Year In Review

2021 was the year of the unpredictable. From top to bottom, start to finish, there was nothing this year which I could foresee.

I started off the year unemployed, for the third time during the pandemic. With a lot of time on my hands, and still living in my childhood home, I decided to throw myself into horticulture. Throughout the late winter you could find me perched on a ladder, tangled in a wild apple tree, wielding a mechanized handsaw – once in the beginning of a snowstorm. While not exactly unprecedented, it was certainly surprising and often cause my neighbors to stop and chat. During one conversation I learned that my neighbor’s ancestor had run away from Scandinavia on a fishing vessel and later purchased the land all our houses now stand on. His family assumed he was dead, as he never bothered to inform them otherwise, and it took generations for the descendants to reconnect.

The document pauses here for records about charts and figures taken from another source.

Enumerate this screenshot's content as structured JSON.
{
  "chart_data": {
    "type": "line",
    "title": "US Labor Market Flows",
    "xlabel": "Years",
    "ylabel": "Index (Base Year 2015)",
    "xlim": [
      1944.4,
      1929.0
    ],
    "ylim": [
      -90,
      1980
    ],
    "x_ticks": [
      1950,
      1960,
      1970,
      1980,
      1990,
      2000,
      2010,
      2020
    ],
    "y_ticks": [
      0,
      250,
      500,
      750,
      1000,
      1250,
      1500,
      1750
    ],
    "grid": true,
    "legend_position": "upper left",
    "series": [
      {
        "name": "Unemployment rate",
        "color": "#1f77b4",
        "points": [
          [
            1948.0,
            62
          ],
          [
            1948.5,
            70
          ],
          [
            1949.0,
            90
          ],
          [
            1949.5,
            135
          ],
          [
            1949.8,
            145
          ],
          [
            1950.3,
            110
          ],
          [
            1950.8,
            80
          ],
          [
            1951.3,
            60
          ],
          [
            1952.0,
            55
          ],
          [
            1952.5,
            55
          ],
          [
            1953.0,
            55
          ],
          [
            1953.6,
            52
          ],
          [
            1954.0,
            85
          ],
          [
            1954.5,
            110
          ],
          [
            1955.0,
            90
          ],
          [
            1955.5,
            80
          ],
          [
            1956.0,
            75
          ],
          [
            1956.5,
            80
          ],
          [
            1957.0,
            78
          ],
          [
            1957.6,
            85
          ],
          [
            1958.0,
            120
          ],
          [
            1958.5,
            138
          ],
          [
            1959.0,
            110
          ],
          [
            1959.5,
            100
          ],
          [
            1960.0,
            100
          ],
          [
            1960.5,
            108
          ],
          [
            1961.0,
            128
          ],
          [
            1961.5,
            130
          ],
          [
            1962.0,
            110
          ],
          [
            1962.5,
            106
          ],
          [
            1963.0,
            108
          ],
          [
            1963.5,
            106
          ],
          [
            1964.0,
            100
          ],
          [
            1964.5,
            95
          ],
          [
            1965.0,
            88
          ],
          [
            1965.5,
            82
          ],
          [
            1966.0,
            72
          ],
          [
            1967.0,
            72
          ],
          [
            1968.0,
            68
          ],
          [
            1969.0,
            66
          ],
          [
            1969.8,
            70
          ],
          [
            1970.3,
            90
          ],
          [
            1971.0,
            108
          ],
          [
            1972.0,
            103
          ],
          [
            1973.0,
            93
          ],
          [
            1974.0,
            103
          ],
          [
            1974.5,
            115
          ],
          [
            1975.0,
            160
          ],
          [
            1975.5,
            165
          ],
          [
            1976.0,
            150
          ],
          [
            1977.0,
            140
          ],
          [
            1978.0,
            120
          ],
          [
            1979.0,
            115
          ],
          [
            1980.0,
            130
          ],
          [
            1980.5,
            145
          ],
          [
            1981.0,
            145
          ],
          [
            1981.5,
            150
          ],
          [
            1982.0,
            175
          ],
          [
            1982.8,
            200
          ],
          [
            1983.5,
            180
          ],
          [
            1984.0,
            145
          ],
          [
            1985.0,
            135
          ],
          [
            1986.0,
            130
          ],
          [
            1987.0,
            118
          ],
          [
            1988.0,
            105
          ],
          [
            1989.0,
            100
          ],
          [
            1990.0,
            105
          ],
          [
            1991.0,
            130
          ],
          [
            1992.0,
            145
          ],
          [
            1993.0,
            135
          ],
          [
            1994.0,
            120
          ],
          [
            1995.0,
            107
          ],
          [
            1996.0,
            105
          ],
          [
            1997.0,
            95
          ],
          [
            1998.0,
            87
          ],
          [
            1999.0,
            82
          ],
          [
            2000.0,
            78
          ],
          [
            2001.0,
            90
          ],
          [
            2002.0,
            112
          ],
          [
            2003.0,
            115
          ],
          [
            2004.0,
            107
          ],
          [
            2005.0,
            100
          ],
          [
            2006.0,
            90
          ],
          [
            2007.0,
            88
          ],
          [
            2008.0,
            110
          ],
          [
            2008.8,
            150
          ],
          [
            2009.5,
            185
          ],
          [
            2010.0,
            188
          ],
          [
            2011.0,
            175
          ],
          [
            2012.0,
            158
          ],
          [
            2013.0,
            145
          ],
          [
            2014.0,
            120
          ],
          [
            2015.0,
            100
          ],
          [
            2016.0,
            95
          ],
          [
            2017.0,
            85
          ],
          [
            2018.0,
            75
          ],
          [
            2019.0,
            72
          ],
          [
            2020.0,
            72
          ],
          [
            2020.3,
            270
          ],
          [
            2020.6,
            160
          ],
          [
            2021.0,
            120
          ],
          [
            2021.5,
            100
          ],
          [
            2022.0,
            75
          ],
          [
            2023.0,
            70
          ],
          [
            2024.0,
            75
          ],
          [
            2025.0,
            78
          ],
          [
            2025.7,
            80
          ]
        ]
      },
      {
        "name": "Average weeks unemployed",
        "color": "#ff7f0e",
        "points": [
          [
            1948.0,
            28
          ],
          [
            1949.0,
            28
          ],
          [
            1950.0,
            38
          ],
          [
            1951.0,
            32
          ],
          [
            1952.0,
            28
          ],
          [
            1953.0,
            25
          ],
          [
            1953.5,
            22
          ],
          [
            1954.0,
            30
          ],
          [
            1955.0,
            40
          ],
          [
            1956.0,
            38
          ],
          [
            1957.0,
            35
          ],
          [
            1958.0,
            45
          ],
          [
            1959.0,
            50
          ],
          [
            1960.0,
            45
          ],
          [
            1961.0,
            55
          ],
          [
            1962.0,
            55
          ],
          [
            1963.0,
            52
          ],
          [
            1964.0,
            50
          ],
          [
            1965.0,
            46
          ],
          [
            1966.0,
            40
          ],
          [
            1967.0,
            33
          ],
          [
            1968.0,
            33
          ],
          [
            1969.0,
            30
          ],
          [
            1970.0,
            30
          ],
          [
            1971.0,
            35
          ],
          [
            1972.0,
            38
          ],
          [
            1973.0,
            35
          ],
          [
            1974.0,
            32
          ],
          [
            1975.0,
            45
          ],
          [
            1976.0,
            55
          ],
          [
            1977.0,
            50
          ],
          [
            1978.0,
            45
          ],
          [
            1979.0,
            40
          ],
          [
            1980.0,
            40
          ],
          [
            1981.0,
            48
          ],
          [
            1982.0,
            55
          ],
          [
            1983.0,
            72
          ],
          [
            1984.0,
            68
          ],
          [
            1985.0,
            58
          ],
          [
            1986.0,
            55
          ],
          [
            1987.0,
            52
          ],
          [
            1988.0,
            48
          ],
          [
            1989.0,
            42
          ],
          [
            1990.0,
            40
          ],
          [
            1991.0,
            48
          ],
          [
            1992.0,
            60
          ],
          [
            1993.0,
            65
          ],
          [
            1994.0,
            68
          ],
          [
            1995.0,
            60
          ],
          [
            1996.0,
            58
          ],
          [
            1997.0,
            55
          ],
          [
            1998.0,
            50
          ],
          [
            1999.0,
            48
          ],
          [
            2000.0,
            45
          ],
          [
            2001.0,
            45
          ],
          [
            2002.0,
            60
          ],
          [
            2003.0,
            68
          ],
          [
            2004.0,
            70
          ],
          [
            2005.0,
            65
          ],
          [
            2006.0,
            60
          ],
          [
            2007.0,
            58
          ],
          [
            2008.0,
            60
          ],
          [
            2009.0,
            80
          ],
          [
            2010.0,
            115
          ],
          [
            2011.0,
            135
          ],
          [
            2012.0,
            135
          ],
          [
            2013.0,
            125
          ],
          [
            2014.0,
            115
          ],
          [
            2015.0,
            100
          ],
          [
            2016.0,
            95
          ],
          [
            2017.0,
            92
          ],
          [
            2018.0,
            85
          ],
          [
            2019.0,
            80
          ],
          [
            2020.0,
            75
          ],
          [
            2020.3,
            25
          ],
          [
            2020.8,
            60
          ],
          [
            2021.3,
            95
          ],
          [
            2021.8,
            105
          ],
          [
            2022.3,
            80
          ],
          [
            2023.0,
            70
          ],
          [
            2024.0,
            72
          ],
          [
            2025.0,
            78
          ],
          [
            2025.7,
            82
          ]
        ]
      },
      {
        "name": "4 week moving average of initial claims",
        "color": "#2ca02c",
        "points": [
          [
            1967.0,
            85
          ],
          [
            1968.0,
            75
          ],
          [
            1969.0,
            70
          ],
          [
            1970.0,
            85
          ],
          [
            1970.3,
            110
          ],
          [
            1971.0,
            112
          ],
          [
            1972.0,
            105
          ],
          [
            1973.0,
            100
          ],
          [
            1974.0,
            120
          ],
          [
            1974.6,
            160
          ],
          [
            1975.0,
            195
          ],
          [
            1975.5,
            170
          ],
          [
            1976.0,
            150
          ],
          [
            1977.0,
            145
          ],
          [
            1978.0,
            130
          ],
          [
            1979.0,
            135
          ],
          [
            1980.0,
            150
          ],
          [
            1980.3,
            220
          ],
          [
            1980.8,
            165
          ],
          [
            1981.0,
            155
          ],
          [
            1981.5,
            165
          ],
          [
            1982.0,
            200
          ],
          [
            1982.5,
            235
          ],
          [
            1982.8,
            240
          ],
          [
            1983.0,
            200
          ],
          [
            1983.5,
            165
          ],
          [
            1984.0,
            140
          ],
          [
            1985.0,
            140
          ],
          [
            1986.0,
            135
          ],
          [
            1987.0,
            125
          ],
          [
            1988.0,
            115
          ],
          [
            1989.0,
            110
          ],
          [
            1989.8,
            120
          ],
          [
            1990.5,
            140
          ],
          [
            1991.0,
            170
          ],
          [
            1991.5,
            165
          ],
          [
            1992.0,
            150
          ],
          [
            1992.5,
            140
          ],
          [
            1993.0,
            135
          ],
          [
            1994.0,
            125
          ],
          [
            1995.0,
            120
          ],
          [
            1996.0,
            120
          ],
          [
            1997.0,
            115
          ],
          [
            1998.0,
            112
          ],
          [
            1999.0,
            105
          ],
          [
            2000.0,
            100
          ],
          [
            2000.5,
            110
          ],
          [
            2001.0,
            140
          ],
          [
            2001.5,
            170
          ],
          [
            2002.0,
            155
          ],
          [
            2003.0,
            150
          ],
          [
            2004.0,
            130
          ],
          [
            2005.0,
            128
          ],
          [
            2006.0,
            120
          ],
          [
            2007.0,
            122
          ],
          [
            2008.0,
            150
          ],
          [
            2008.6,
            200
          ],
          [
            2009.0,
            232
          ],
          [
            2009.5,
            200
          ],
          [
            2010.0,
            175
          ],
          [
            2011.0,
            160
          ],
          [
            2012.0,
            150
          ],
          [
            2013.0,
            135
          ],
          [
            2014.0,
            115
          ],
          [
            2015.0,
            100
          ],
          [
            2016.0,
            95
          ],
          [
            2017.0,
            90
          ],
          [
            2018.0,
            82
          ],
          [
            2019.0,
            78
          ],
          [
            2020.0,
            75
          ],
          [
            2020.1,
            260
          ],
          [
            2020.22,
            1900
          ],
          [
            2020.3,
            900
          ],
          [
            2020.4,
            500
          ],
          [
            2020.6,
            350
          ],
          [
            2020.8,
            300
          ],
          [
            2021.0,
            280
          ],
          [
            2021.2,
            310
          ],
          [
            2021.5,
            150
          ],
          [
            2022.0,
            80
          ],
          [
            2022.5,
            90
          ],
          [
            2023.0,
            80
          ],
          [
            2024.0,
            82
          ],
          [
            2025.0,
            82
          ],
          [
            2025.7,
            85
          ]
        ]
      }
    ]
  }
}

But just as I was really settling into my wild witch of the woods aesthetic, I got a job offer to move up to Alaska and work on a trail crew in the Chugach National Forest for a summer. Very unpredictable as I hadn’t applied to the job. So, never one to turn down an opportunity, I packed my bags and flew up to Alaska in May. From day to day, I never knew what to expect. Sometimes I was taking a train to a glacier in the middle of the forest. Sometimes I was slogging through shoulder-high grass in the rain, looking for moose beds. Sometimes I was having adventures in the local coffeeshop like watching a woman teach her young boys to sign for her credit card and how much to tip the barista.

In the fall I drove across an entire continent! In a continuing pandemic! Didn’t have that one on my bingo card. But I got offered a job in Tennessee after the job in Alaska, so I had to road trip it. Some highlights included: outrunning a snowstorm across the Canadian boarder with my mother (ask her sometime why they almost didn’t let us in), pausing my travels for a week to get my Wilderness First Responder certificate where I met and befriended someone I had performed Shakespeare with in high school and someone from my same small town in Alaska, driving through Yellowstone, and returning to Medicine-Bow National Forest where I first fell in love with public land what feels like a lifetime ago.

By the end of October I had arrived in Tennessee – our last act in this spectacle of the unforeseen. My days are mostly a boring tedium of answering the same five questions at the busiest national park visitor center in the country. But occasionally there’s a day that stands out. Like the time I got to help cut the head off a roadkill deer for testing (not pictured). And how I accidentally caused a run on the bank when I wrote a Facebook post for the park that said descendants of original residents could be buried in the park and the archeology department was overrun by requests for gravesites. Or when my roommate told me that her coworker had told her that her mother had told *her* that my gingerbread cantilever barn I made for the Great National Parks Service Bakeoff and been on the local news. But overall, after years of being alone, what surprised me most was the friendly and inviting community I found out here in the Smokies.

I’ve given up on guessing what the years might have instore. This job ends in two months and after that is a long expanse of unknown. After three cross-continental moves, a medical diagnosis, what seemed like an end to the pandemic and then a heartbreaking continuation of the death toll, multiple job changes, and constant goodbyes, my goal for 2022 is to find belonging. Belonging to myself, belonging to land, belonging with family. I would hate for my life to become entirely predictable, but maybe a little consistency isn’t too much to hope.